Kay and Booker have been onboard with the band since May. Kay chose a JBL VerTec line array system for the UK tour (24 VT4889 elements) as the best option for the larger venues the band is now playing. The DF418 subs are ADLIB's own design and build, chosen to deliver the very high sub bass output needed to underscore the Scissor Sisters throbbing, dance-rock style.

ADLIB is also using BSS's new 366T filtering. Kay explains that it gives a clean crossover with sharp edges. Utilizing the 36dB per octave Thiele filters lends a great linear phase response to the system. The system is EQ'd each day using a wireless tablet remote running BSS's SB2 platform for controlling the 366Ts, allowing Kay the freedom to walk around the venue while trimming the system. They are also running a full rack of BSS Varicurve EQs, and the system is analyzed using a Meyer Sim 3.

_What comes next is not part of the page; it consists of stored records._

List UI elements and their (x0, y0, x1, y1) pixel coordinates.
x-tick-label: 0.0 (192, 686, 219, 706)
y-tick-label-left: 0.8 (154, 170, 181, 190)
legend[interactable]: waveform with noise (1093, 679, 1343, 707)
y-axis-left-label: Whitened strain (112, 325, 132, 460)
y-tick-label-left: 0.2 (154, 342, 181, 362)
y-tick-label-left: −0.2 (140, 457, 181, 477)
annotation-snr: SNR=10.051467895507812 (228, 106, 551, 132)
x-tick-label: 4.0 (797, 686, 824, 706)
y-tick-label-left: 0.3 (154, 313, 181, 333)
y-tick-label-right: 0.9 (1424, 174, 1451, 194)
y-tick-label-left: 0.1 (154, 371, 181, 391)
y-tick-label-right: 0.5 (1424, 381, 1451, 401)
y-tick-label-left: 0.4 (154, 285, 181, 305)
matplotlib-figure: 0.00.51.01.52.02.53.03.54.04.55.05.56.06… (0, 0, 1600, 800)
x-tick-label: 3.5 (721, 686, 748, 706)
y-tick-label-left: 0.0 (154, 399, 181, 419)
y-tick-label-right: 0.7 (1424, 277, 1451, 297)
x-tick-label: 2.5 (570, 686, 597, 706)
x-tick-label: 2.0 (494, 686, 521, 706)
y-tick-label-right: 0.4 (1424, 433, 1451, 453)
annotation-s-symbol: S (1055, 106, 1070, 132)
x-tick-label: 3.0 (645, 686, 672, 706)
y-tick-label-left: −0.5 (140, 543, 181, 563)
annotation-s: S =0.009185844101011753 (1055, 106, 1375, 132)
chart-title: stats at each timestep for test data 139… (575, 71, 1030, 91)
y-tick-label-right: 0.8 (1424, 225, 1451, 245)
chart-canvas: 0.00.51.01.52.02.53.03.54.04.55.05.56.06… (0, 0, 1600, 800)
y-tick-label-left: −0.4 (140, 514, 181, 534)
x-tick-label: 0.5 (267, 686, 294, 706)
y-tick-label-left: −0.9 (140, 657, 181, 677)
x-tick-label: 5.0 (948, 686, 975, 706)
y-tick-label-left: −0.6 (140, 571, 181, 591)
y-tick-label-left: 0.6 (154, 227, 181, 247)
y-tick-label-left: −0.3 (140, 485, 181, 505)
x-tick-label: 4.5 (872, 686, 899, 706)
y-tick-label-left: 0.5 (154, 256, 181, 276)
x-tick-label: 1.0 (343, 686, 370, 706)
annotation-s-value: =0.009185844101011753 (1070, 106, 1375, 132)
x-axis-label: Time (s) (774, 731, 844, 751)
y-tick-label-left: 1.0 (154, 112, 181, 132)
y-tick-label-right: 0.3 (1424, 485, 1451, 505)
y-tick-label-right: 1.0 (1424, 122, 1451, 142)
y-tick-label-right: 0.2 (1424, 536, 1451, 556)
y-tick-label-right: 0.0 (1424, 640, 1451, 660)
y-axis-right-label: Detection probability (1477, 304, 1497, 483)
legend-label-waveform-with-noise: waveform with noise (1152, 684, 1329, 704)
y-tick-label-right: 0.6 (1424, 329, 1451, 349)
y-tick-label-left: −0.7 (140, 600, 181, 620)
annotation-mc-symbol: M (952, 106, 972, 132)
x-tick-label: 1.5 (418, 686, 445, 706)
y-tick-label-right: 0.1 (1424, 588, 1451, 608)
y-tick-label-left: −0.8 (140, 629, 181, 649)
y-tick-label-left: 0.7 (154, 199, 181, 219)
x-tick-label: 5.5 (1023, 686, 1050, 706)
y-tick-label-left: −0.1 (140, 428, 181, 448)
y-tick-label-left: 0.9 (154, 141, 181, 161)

For amplification, Camco Vortex 6 amps drive the VerTec boxes, and the subs are powered by CrownVZ5002s to maximize their immense low-end energy output. On the flying cable looms sits the first production run of metal-bodied Neutrik NL8T connectors.

Kay mixes the show on a Soundcraft Series 5 console. For outboards, he's using TC reverbs and delays, for their natural sound, and a Lexicon PCM 70 for drum reverb. He's also using a dbx 120A sub harmonic synthesiser to enhance the low frequencies on the acoustic tracks.

The stage sound is kept clean with four out of the six members of Scissor Sisters on IEMs. They use the new Sennheiser G2 300 IEMs and G2 550 radio systems featuring the 900 Series mikes that are proving to be very stable and robust. The 900 Series mikes also offer the advantage of self-scanning for clear frequencies. Kay and Booker are road-testing the only UK demo set of the new Sennheiser kick drum mikes–the 901 and the 902–and Kay believes they will be on everyone's specs once released.

Singers Ana Matronic and Jake Shears change costumes so frequently that IEMs aren't practical, so their monitor mix is delivered through ADLIB's own new MP3 15"&2" wedges, 12 of them dotted around stage providing front and rear fills. The position of the monitors create uniform coverage over the stage–no side-fills are needed due to the power of the MP3s. Booker is confident that wherever Ana and Jake are onstage, they will hear the same mix. The guitars are all run through the new Line 6 POD XT Live pedal board Processors.

With the PM5D-RH console, Booker has the flexibility to store and recall all the show cues with the press of a button. This is especially helpful with the bass guitar, which passes between three different people onstage throughout the show, each preferring different EQs on it.

Scissor Sisters tour the UK for three weeks before going back to the US for a pre-Christmas run.